Pre-2009, treatments for stage-2 of the disease were toxic or difficult to administer. The arsenic derivative melarsoprol was developed in 1949. It is no longer used for gambiense sleeping sickness as it kills up to 5% of patients who receive it, but it remains the only drug available for advanced stage rhodesiense sleeping sickness.
In 2009, DNDi and partners launched NECT, the first new treatment for sleeping sickness in 25 years; however, it requires specialized hospital administration and trained staff.
At the end of 2018, fexinidazole, an all-oral 10-day treatment that we developed with our partners was recommended by the European Medicines Agency for treatment of both stages of gambiense sleeping sickness.
NECT has been provided free of charge in all 13 countries with recent sleeping sickness cases. The World Health Organization (WHO) provides NECT via drug donations by Sanofi and Bayer. From 2019 Sanofi will similarly donate supplies of fexinidazole.
What new treatments for sleeping sickness are needed?
WHO has set the target of eliminating sleeping sickness as a public health problem by 2020. In order to maintain the current low levels of disease and reach the elimination target, a safe, effective, short-course oral treatment suitable for use in remote settings is needed.

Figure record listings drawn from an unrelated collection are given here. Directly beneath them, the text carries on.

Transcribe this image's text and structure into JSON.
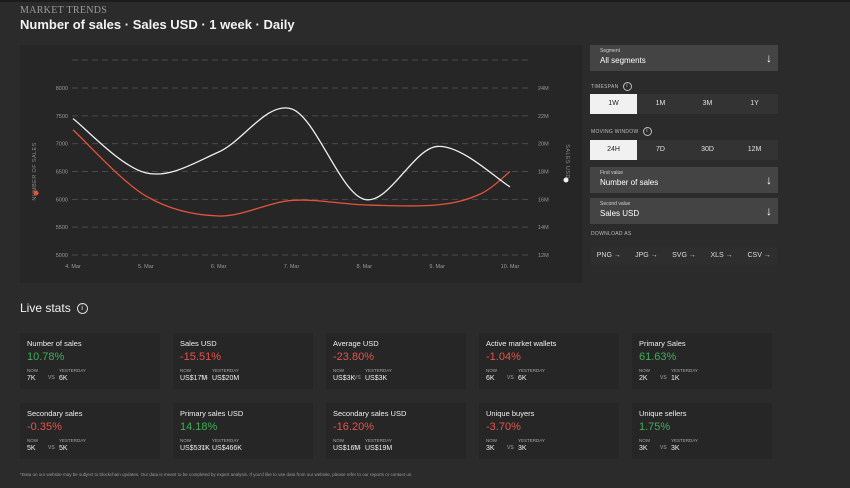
{
  "app": {
    "title": "MARKET TRENDS"
  },
  "page": {
    "title": "Number of sales · Sales USD · 1 week · Daily"
  },
  "chart_data": {
    "type": "line",
    "x": [
      "4. Mar",
      "5. Mar",
      "6. Mar",
      "7. Mar",
      "8. Mar",
      "9. Mar",
      "10. Mar"
    ],
    "ylabel": "NUMBER OF SALES",
    "y2label": "SALES USD",
    "yticks": [
      "5000",
      "5500",
      "6000",
      "6500",
      "7000",
      "7500",
      "8000"
    ],
    "y2ticks": [
      "12M",
      "14M",
      "16M",
      "18M",
      "20M",
      "22M",
      "24M"
    ],
    "ylim": [
      5000,
      8000
    ],
    "y2lim": [
      12,
      24
    ],
    "grid": true,
    "series": [
      {
        "name": "NUMBER OF SALES",
        "axis": "left",
        "color": "#e5533b",
        "x": [
          0,
          1,
          2,
          3,
          4,
          5,
          5.6,
          6
        ],
        "values": [
          7250,
          6060,
          5700,
          5980,
          5900,
          5900,
          6100,
          6500
        ]
      },
      {
        "name": "SALES USD",
        "axis": "right",
        "color": "#f0f0f0",
        "x": [
          0,
          1,
          2,
          3,
          4,
          5,
          6
        ],
        "values": [
          21.8,
          17.9,
          19.4,
          22.5,
          16.0,
          19.8,
          16.9
        ]
      }
    ]
  },
  "controls": {
    "segment": {
      "label": "Segment",
      "value": "All segments"
    },
    "timespan": {
      "label": "TIMESPAN",
      "options": [
        "1W",
        "1M",
        "3M",
        "1Y"
      ],
      "active": "1W"
    },
    "moving_window": {
      "label": "MOVING WINDOW",
      "options": [
        "24H",
        "7D",
        "30D",
        "12M"
      ],
      "active": "24H"
    },
    "first_value": {
      "label": "First value",
      "value": "Number of sales"
    },
    "second_value": {
      "label": "Second value",
      "value": "Sales USD"
    },
    "download": {
      "label": "DOWNLOAD AS",
      "options": [
        "PNG →",
        "JPG →",
        "SVG →",
        "XLS →",
        "CSV →"
      ]
    },
    "icons": {
      "arrow": "down-arrow-icon",
      "info": "info-icon"
    }
  },
  "live_stats": {
    "title": "Live stats",
    "now_label": "NOW",
    "vs_label": "VS",
    "yesterday_label": "YESTERDAY",
    "cards": [
      {
        "title": "Number of sales",
        "pct": "10.78%",
        "trend": "pos",
        "now": "7K",
        "yesterday": "6K"
      },
      {
        "title": "Sales USD",
        "pct": "-15.51%",
        "trend": "neg",
        "now": "US$17M",
        "yesterday": "US$20M"
      },
      {
        "title": "Average USD",
        "pct": "-23.80%",
        "trend": "neg",
        "now": "US$3K",
        "yesterday": "US$3K"
      },
      {
        "title": "Active market wallets",
        "pct": "-1.04%",
        "trend": "neg",
        "now": "6K",
        "yesterday": "6K"
      },
      {
        "title": "Primary Sales",
        "pct": "61.63%",
        "trend": "pos",
        "now": "2K",
        "yesterday": "1K"
      },
      {
        "title": "Secondary sales",
        "pct": "-0.35%",
        "trend": "neg",
        "now": "5K",
        "yesterday": "5K"
      },
      {
        "title": "Primary sales USD",
        "pct": "14.18%",
        "trend": "pos",
        "now": "US$531K",
        "yesterday": "US$466K"
      },
      {
        "title": "Secondary sales USD",
        "pct": "-16.20%",
        "trend": "neg",
        "now": "US$16M",
        "yesterday": "US$19M"
      },
      {
        "title": "Unique buyers",
        "pct": "-3.70%",
        "trend": "neg",
        "now": "3K",
        "yesterday": "3K"
      },
      {
        "title": "Unique sellers",
        "pct": "1.75%",
        "trend": "pos",
        "now": "3K",
        "yesterday": "3K"
      }
    ]
  },
  "footnote": "*Data on our website may be subject to blockchain updates. Our data is meant to be completed by expert analysis. If you'd like to use data from our website, please refer to our reports or contact us."
}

What sleeping sickness treatments are we working on?
We aim to deliver new oral treatments to cure sleeping sickness to support the sustainable elimination of the disease. In addition to developing the first all-oral treatment for sleeping sickness, we are working on acoziborole, a new single-dose oral drug that could be a critical for sustainable elimination.
Find out about our work developing treatments for sleeping sickness
How do you get sleeping sickness?
- Insect bites: the parasites that cause sleeping sickness can be transmitted by the bite of infected tsetse flies
- Mother-to-child transmission
- Sexual contact
What are the symptoms of sleeping sickness?
- non-specific symptoms such as fever and weakness
- a person can be infected for months or even years without major signs or symptoms of the disease
- neurological and psychiatric symptoms such as confusion, lethargy, and convulsions
- if left untreated, usually fatal
How is sleeping sickness diagnosed?
Diagnosing sleeping sickness involves invasive tests to confirm a positive result by the rapid diagnostic tests used for community screening. Diagnosis requires confirming the presence of the parasite in any body fluid, usually in the blood and lymph system through a microscope. Painful lumbar punctures are used to detect the parasite in spinal fluid, which indicates the advanced stage of the disease.
The new treatment fexinidazole could potentially reduce the number of lumbar punctures because it can be used to treat both stages of gambiense sleeping sickness.